Thursday, March 05, 2009

verão, 2009

sol, calor, mas alguma sombra persiste. 
não há de ser nada demais, 
dizem,
talvez um presságio do outono
inverno distante
vento
algum presságio ou medo que seja. 
não há de ser nada demais,
dizem,
o céu está azul
e a vida segue como em todos os dias. 

Tuesday, March 03, 2009

antigas escrituras







Sentado frente à fogueira, contou ao jovem histórias ancestrais. Lendas mais antigas que o próprio tempo. O fogo estalava e fazia subir aos céus uma fumaça leve enquanto esquentava a noite. Nos olhos do xamã, rugas mostravam que o conhecimento vinha com o tempo e alguma dose de pesar. Pois havia ali alguma espécie de sombra, daquelas que permaneceriam obscuras mesmo sob o sol do meio-dia. Vestido com roupas sóbrias, cabelos longos desarrumados por sobre a cabeça, o rosto era sisudo embaixo do grande chapéu cheio de adereços. Era sempre assim, cara fechada, olhos de sombra, a boca se movendo lentamente e quase sussurrando as palavras em um tom que ameaçava e acolhia. 

O garoto, que tremia de frio e expectativas, agora estava mais calmo, efeito da fogueira e das palavras que relembravam o que não estava registrado em qualquer memória. A tradição mandava que os jovens, quando próximos de completarem os 21 anos da maioridade total, deveriam ser levados ao xamã. Somente assim poderiam conhecer as histórias do bem e do mal abrigadas somente na cabeça daquele sábio e em arcas guardadas em cavernas profundas de localização desconhecida. Ficou curioso pelo modo como ele poderia saber tudo sobre as coisas dos três mundos e parecia falar com precisão sobre passado, presente, futuro.

"Como pode olhar através das pessoas e dos dias como se fossem a água do mais puro rio?" perguntou, logo arrependendo-se da ousadia. 

O xamã fechou os olhos. Sereno, abriu-os novamente, deixando suas pupilas mostrarem uma escuridão maior do que a daquela noite de frio no deserto. 

"Todos recebemos a dádiva da visão. Percebi sua atenção sobre meus olhos. Teu olhar pesa, mas não vê". 

Apontou para a fogueira. As chamas crepitavam. 

"Olhe para o fogo. O calor embaça a visão. Olhe diretamente para o sol. A luz ofusca. Meus olhos trazem a sombra da noite. Às vezes, algo se esconde nela. Mas, ainda assim, vejo mais do que os que tem o olhar claro e cristalino". 

O velho desviou o olhar, fitando um horizonte perdido. "Não é algo que se aprende da noite para o dia, você sabe". 
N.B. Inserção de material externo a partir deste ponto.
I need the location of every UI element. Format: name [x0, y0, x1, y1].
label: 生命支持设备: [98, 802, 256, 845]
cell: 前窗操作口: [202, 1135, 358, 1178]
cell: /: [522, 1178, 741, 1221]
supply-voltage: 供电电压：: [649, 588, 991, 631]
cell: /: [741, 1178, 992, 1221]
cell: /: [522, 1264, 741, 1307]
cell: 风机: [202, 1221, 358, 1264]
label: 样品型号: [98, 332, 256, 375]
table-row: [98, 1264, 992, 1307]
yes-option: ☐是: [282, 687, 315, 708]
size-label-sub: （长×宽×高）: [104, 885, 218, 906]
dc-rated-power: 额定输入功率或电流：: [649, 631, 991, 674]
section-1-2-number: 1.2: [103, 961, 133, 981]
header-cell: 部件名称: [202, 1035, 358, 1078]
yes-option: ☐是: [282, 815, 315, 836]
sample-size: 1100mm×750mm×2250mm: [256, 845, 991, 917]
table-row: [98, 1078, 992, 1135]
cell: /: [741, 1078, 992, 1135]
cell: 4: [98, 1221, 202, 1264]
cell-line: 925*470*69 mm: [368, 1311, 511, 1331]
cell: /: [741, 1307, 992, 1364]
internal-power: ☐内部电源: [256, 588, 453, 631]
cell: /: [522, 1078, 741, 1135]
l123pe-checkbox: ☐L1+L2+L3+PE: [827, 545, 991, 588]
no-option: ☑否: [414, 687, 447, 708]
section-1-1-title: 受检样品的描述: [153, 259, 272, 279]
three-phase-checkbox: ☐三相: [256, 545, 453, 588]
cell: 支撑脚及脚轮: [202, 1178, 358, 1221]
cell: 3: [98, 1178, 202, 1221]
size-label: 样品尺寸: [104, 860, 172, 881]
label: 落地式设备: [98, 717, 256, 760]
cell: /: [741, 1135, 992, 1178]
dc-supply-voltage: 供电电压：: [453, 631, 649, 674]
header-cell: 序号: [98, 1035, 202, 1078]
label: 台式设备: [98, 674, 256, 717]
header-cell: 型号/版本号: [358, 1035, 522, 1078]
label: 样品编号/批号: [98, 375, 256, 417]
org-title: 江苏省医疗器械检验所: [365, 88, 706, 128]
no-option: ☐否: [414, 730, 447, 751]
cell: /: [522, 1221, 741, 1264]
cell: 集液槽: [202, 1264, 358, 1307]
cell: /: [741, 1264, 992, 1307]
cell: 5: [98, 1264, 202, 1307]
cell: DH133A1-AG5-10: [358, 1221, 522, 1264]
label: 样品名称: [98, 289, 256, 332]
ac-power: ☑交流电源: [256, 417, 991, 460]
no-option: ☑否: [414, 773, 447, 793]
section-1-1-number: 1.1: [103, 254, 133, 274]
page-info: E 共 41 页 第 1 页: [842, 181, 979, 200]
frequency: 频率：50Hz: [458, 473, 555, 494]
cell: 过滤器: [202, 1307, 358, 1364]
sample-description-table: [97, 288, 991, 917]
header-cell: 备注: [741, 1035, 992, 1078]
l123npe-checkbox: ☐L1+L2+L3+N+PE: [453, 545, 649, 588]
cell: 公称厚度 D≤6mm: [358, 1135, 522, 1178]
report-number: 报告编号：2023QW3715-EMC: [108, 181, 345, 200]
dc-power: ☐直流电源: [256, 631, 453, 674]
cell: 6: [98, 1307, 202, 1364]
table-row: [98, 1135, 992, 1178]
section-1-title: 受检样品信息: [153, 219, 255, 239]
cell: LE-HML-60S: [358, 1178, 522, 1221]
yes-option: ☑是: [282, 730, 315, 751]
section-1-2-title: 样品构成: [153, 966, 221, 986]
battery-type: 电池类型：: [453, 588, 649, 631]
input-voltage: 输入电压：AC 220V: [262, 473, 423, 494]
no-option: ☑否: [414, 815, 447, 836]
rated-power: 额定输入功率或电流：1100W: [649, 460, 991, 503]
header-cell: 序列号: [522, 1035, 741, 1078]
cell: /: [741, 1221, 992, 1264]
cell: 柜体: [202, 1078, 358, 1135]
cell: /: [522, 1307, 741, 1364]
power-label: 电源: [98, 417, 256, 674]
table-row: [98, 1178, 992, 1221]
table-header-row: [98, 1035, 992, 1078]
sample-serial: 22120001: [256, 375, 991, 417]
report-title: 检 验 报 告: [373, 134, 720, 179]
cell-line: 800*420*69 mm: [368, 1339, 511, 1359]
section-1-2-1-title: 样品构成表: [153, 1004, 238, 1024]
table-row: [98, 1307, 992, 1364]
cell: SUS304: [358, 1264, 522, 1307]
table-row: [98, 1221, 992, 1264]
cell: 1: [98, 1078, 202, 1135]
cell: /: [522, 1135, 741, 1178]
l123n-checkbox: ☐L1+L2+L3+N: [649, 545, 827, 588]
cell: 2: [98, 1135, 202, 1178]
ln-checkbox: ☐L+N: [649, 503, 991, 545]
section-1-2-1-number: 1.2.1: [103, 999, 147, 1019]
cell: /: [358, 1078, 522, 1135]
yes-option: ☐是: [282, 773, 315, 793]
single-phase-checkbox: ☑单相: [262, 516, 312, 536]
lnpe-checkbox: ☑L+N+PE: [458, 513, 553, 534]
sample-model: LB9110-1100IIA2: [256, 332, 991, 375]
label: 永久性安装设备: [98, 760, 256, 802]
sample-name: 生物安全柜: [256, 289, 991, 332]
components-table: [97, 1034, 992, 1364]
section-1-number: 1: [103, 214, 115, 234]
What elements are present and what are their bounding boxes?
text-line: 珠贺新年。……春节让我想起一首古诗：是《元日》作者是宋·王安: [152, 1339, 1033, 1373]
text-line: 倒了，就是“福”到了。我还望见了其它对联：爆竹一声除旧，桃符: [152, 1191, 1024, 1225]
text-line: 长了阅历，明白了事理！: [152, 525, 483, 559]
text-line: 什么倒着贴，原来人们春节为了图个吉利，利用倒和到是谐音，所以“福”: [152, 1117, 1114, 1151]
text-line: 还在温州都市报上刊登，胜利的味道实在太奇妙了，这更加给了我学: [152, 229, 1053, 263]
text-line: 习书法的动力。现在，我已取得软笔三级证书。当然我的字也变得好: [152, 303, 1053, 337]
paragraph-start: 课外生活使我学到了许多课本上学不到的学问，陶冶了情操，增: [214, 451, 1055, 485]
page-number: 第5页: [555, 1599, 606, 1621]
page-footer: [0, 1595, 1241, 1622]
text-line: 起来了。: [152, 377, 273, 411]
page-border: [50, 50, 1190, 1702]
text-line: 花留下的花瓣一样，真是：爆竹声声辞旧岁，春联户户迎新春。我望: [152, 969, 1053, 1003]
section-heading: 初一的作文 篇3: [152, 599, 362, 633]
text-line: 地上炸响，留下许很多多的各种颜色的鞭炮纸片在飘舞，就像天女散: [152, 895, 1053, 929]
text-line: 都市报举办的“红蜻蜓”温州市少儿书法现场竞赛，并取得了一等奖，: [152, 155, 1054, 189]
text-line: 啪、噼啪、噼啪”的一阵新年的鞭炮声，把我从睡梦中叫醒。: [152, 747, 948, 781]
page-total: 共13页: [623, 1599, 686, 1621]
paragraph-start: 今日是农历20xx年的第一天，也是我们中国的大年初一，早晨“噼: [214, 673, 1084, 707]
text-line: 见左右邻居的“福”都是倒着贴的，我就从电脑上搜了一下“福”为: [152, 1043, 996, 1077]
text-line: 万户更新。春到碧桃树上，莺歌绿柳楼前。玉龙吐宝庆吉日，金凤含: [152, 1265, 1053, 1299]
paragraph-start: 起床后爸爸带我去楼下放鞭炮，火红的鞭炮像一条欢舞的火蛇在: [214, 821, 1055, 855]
Fechou os olhos, sentindo antecipadamente a dor. Um golpe, seco. Outro, agora quente, sangue. Não reagiu. Sessenta anos de diferença entre os dois fariam com que qualquer tentativa fosse inútil. Pôde sentir ainda a agonia e o medo antes do derradeiro sono. Dois buracos vazios no rosto sangravam como lágrimas, violados. 

Já longe dali, o joven carregava sangue e sombras em suas mãos. Olhos de pupilas castanhas agora sem vida, mas que pareciam ainda assim observar sagazmente. Levantou um deles ao céu e encarou-o. Sentiu como se a noite avançasse pelas horas, a luz das estrelas diminuindo e, mesmo a fogueira, um tanto distante, parecia sumir de vista. 

Percebeu então que havia algo a mais. Uma linha preta fazia como que uma trilha por entre a paisagem. Correu, seguindo-a, consciente de que tinha pouco tempo para descobrir o significado daquilo antes de ter que disparar em fuga, quando descobrissem o corpo do xamã. Talvez fosse mesmo aquele traço riscado no ar uma rota de escapatória. 

Andou muito, voou pelo deserto, entrou em túneis, passou por mato cerrado e lagos secos. E foi no leito de um rio já inexistente que viu o sinal desaparecer, entrando na areia. Escavou. Rasgando os dedos, ávido, cavou a terra. Que pareceu de repente ceder. Surgia então um grande buraco, oculto por tantos anos que mesmo com a visão roubada não poderia contar. 

Havia ali uma arca de madeira antiga, mas conservada como se tivesse sido esculpida na semana anterior. Não havia chave. Abriu-a para encontrar um manuscrito, alguma tinta ancestral sobre pele de cordeiro, como nos papiros antigos. Era um dialeto antigo, dos que apenas ouvia falar quando conversava com os anciões. Mas conseguiu entender. De alguma maneira. 

"Aquele que cometeu o ato vil não foi recompensado. Embora não tivesse mais a luz a ocultar sua visão, a ganância e o desejo o deixavam mais cego do que mil sóis".